Thankfully, there are two approaches – both automated – that can help you resolve conflicts existing in your data, viz. Last Modified and System of Record (SOR). While the latter focuses on the ranking of the system to find out which one is the winner in case of a conflict between two types of data, Last Modified involves using the most recently updated information across different systems for a specific field. It is possible to use a single approach to avoid any future data conflicts or a mixture of both, depending on the circumstances.


  1. Inconsistent Formats



While conflicts jeopardize the accuracy of your company data, inconsistent formats cause the values to conflict with one another. What this means is, even if the data is not wrong, one system might format the dates as YYYY-MM-DD and the other might use the DD-MM-YYYY format. So, even though both the details are technically correct, querying the same information can prove a hassle. From Booleans to states, phone numbers to capitalization, when you’re applying a certain standard to your data, you can update the formats for a countless number of fields.

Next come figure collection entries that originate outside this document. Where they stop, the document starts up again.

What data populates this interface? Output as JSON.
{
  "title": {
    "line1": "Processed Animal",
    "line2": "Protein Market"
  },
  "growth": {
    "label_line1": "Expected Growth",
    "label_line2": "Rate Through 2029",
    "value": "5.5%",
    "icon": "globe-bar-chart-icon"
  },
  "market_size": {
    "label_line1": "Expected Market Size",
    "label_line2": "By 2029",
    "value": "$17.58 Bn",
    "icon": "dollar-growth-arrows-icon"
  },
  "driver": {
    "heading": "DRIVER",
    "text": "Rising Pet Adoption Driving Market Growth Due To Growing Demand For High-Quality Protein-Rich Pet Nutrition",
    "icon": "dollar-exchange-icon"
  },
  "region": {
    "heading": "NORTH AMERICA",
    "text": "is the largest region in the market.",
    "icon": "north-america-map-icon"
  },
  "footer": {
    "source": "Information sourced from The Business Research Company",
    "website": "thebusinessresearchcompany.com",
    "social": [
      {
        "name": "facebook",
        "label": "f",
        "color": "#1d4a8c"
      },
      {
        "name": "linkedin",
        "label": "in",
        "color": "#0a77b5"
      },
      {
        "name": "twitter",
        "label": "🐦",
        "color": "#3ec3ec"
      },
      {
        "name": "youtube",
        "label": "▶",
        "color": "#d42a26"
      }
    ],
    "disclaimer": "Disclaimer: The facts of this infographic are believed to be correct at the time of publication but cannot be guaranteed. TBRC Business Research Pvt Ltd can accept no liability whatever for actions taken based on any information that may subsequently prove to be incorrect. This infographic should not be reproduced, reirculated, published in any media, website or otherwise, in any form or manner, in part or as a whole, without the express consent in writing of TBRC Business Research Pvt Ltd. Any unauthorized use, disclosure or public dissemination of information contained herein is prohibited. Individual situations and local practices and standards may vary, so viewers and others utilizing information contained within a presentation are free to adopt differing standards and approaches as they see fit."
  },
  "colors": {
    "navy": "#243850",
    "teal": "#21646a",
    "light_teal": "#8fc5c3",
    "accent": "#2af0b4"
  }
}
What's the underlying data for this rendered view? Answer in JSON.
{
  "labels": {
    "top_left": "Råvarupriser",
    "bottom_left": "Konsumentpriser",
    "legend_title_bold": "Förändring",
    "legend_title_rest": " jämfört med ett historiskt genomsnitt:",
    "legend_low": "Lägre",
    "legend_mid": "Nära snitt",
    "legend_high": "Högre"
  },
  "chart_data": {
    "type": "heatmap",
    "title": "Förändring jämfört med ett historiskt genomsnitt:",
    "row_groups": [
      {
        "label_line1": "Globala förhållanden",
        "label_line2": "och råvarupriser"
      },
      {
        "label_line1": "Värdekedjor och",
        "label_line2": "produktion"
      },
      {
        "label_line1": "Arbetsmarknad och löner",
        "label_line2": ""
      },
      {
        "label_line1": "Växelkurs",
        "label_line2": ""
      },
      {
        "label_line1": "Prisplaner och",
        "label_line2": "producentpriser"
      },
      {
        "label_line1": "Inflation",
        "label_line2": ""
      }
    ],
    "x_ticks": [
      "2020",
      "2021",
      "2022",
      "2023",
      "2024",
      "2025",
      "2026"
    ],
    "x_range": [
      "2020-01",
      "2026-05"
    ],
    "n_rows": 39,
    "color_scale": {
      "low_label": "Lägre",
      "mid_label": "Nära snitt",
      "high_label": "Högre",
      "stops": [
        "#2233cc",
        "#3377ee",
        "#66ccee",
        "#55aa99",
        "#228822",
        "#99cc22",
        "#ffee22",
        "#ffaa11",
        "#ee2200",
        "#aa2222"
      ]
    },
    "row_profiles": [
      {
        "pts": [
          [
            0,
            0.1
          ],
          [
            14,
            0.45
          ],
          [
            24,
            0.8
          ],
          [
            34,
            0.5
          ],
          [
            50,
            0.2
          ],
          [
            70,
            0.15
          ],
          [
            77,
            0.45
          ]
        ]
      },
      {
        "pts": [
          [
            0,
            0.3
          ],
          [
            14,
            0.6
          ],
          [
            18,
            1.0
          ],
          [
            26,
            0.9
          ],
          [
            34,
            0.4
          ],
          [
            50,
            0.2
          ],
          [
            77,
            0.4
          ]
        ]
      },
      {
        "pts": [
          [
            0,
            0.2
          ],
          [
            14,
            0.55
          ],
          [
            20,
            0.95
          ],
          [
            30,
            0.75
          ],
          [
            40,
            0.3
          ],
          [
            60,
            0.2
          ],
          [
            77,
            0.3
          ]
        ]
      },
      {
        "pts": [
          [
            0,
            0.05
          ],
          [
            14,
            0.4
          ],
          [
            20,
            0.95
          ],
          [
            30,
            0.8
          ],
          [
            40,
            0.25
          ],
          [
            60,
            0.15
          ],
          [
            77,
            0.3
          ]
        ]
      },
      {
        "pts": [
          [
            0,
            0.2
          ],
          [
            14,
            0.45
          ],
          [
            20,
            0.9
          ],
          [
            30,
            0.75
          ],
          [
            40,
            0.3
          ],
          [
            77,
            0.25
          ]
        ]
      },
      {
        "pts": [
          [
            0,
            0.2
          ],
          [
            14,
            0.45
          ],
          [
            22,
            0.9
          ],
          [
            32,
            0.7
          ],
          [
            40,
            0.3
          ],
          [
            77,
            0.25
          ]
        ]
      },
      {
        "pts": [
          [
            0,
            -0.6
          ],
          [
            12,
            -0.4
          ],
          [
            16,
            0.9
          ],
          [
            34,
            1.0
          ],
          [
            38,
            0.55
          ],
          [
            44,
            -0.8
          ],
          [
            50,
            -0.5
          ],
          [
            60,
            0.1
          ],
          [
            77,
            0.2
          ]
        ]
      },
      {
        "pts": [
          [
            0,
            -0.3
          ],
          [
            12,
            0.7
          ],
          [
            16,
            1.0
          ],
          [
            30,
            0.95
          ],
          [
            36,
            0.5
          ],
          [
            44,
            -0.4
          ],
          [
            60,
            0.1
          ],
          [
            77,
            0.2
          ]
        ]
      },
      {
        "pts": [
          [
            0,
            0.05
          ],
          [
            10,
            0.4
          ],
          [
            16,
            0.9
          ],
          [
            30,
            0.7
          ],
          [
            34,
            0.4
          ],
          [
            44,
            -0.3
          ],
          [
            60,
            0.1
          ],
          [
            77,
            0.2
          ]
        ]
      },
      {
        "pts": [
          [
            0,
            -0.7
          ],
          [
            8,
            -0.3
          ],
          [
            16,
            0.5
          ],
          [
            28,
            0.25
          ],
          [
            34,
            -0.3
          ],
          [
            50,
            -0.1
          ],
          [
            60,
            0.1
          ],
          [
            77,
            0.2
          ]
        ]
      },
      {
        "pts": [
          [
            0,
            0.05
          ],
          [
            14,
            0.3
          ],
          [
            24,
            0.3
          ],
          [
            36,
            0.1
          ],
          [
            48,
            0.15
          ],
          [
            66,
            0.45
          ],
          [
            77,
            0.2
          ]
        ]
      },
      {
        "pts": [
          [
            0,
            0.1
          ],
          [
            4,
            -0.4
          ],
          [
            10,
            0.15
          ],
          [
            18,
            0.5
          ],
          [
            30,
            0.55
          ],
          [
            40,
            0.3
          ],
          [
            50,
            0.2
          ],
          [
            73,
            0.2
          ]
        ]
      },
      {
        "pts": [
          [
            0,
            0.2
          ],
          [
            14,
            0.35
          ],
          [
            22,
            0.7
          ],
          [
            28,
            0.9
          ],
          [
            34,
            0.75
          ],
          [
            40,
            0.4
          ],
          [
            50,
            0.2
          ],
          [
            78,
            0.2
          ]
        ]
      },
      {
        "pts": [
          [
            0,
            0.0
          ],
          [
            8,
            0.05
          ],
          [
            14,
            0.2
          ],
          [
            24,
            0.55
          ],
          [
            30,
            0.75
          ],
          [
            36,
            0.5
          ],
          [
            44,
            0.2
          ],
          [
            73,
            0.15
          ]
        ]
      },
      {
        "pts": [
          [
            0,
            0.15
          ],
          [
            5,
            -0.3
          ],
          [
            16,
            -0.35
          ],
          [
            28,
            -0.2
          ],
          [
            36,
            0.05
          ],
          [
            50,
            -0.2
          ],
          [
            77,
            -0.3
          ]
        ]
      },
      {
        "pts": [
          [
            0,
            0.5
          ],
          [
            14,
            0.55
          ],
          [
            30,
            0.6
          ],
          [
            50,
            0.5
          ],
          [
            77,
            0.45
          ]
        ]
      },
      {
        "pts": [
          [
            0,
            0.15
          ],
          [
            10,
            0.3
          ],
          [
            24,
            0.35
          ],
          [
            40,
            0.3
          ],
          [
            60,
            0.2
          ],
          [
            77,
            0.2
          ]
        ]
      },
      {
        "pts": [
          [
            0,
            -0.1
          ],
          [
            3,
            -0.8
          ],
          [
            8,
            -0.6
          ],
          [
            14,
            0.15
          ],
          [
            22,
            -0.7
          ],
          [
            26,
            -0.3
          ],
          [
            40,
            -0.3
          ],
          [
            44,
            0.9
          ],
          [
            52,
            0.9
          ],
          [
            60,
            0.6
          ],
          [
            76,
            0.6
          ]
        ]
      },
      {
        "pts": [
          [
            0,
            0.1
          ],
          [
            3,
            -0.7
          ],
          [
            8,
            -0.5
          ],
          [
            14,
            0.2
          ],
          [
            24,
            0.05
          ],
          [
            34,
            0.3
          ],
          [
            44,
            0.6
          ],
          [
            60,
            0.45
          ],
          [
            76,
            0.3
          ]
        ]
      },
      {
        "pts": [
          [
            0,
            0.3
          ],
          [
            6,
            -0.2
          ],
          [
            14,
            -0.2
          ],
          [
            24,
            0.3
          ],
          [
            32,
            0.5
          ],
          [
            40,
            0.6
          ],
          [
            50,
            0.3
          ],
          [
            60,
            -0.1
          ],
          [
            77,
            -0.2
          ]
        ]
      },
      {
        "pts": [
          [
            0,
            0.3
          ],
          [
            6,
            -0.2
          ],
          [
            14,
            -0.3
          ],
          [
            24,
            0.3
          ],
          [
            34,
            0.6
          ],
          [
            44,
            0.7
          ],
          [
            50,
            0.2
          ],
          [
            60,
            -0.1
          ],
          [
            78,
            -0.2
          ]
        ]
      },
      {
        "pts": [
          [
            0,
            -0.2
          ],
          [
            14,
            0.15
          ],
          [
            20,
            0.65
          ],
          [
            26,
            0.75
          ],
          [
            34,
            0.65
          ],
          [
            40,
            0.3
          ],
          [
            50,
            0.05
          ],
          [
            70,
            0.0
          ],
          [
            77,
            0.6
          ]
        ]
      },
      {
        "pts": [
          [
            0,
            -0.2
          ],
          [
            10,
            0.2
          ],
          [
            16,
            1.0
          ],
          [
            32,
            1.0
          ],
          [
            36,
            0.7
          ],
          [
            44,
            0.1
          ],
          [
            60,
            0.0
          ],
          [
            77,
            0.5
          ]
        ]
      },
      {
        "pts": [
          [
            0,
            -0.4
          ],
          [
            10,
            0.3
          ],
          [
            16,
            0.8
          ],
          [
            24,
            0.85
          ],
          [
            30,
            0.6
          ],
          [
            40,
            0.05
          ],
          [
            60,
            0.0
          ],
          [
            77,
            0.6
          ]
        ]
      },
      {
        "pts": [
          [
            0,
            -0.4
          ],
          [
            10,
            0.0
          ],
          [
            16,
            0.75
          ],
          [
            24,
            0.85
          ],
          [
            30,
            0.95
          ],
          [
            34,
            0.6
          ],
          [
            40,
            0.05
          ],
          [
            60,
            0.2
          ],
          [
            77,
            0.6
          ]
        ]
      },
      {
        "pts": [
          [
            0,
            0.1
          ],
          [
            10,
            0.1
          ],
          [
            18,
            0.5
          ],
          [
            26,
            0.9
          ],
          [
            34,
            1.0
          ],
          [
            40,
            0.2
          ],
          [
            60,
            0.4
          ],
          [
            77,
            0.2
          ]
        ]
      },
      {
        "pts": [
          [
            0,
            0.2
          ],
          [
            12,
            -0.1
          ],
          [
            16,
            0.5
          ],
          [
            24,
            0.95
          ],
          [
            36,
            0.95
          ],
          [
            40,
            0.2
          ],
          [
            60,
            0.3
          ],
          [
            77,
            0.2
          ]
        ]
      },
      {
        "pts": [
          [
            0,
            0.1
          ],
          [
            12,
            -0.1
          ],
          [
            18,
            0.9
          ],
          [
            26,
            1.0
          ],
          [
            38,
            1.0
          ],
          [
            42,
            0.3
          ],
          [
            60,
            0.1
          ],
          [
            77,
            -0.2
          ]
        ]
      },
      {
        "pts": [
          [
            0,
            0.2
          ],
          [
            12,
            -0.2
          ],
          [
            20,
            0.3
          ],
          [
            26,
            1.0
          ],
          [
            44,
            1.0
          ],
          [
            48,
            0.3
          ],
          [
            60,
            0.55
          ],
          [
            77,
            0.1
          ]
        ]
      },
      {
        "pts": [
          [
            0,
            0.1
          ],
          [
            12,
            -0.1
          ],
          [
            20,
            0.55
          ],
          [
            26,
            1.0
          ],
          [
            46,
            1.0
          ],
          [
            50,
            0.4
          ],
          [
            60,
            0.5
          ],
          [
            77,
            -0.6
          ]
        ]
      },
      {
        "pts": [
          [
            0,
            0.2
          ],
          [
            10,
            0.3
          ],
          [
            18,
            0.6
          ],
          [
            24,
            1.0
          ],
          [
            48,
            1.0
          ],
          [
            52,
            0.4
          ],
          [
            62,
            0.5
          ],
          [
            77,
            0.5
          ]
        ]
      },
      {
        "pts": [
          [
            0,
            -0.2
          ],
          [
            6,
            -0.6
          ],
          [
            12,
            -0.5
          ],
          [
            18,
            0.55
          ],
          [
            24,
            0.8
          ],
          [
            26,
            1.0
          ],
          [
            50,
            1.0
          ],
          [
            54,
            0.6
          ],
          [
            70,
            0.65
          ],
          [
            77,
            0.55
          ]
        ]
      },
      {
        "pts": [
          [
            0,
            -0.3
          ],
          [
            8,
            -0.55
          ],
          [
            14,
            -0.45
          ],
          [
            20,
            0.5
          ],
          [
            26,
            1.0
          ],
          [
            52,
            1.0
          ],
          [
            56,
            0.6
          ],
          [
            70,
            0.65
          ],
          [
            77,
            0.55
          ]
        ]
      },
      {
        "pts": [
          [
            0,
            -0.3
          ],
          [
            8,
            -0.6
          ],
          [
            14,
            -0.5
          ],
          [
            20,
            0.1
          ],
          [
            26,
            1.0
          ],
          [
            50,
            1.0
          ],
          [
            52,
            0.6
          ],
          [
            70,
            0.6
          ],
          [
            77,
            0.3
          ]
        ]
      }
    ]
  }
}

The solution here is to standardize all your data into a single format and establish consistency. This will help improve the speed of the comparison processes as the databases will no longer have to verify the different formats against one another at a specific time.

Creating rules about which formats are going to be treated as the canonical standard for every type of entity helps make sense of the acronyms, abbreviations, order matching, and casing. Thanks to the removal of inconsistencies, improvements in data quality become noticeable, analysis becomes more reliable and querying speeds up.

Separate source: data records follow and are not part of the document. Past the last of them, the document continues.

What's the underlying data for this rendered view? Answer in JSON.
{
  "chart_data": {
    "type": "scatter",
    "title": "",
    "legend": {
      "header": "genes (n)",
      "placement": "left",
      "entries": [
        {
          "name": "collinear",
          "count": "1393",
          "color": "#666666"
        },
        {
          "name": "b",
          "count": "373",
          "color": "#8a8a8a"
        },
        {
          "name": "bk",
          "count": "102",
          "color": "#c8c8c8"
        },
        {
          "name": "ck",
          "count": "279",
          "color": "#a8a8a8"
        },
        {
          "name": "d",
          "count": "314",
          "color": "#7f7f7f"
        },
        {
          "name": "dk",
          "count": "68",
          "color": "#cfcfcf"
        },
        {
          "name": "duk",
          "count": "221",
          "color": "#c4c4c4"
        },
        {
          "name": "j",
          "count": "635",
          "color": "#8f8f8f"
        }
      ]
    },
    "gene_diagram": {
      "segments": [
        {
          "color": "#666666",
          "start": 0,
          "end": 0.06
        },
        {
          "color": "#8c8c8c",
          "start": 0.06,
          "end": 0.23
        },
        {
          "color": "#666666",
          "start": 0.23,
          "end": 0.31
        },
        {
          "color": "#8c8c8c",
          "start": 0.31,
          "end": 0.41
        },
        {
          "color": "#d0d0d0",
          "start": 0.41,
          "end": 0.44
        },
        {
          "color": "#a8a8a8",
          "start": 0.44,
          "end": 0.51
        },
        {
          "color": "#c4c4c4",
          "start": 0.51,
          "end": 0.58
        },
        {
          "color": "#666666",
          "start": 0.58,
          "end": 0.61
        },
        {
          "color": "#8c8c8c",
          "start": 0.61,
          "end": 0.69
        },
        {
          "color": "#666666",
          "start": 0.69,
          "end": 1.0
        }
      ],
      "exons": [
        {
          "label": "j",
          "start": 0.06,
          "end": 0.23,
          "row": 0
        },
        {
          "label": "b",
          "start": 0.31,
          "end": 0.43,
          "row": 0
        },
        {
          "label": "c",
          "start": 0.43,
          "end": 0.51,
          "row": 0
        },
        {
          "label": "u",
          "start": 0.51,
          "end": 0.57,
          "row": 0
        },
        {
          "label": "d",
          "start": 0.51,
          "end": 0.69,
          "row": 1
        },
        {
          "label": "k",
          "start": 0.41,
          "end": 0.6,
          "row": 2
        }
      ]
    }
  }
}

  1. Critical Data on Related Objects


The relative objects tend to differ considerably when a SaaS solution is built and deployed in isolation. Related objects encompass a vast range of data associated with a specific contact, such as their opportunities, account, support tickets, departmental activities, and so on. However, a lot of the related data gets lost during data extraction, thereby causing problems with the completeness of consolidated datasets.

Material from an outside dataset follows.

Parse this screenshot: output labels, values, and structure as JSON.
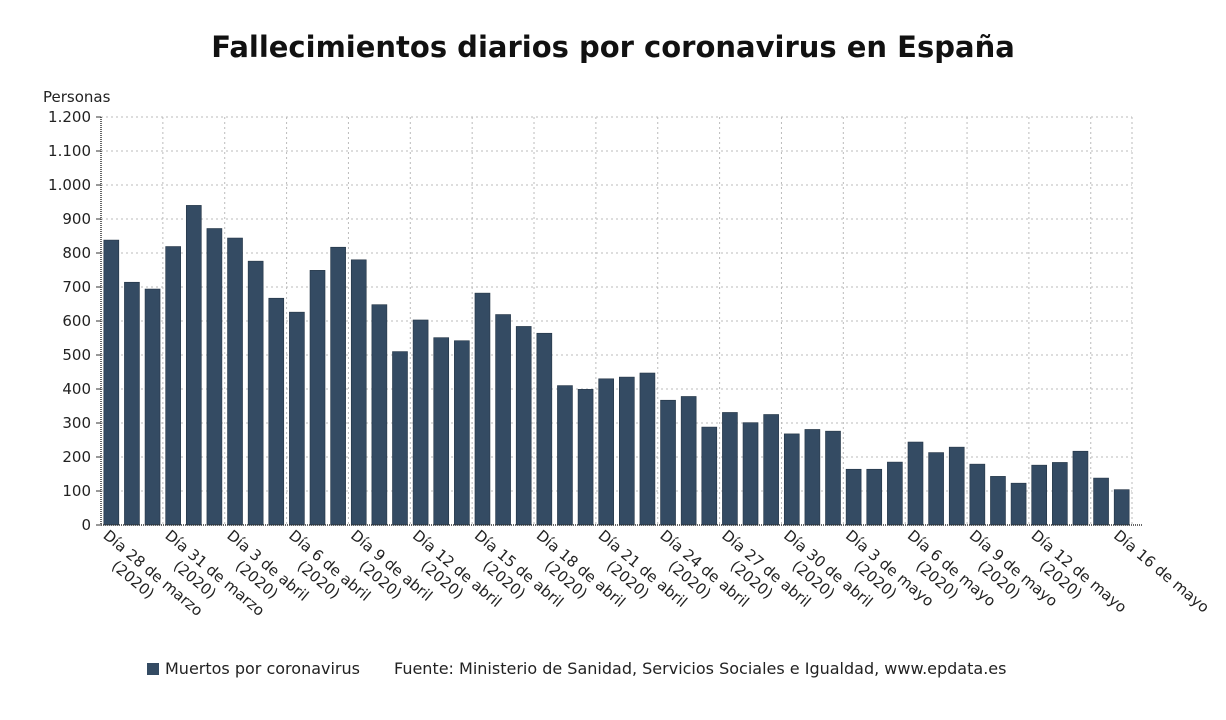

The best solution is to compare records on common identifiers between non-identifying and identifying fields. For matching a Contact record, for example, you must begin with an email address, since this common identifier offers the greatest probability for a singular match across different systems. There are multi-level de-duplicating keys that incorporate extra supporting data like company, address, and name. No matter what sort of common identifiers you use, related objects should always be mapped so you’re able to achieve a complete standard data schema for powering your analytics.


  1. Data in Source Apps Are Continuously Updated



Data constantly gets updated, which signifies that the consolidated data sets manufactured by your business might become obsolete if a part of the source data changes. It is difficult to keep data constantly updated. When connected data sources are no longer in sync, the data used to feed business intelligence tools, like dashboards, start outputting less reliable reports.

It’s tedious to query siloed systems for the latest data every time the data inputs are changed. It is better if you spend your time analyzing different datasets, finding insights, and sharing recommendations with others in your company. Use automated pipelines to join the dots between the data in apps and your central database to analyze, bridge the gaps between analytics and apps.

In such situations, data is going to be updated in almost real-time, anywhere from five minutes to 24 hours. This unified and consolidated data not only saves data prep time but also provides trusted data resources. This ensures that every customer record in your company is available in a centralized, trusted source, but at the same time allows separate SaaS apps to perform vital business functions.


Concluding Remarks


So, there you have it – the unintended consequences of SaaS and how to successfully overcome them. Thanks to these handy tips and tricks, you won’t have to worry about accessing your software online or mishandling of data.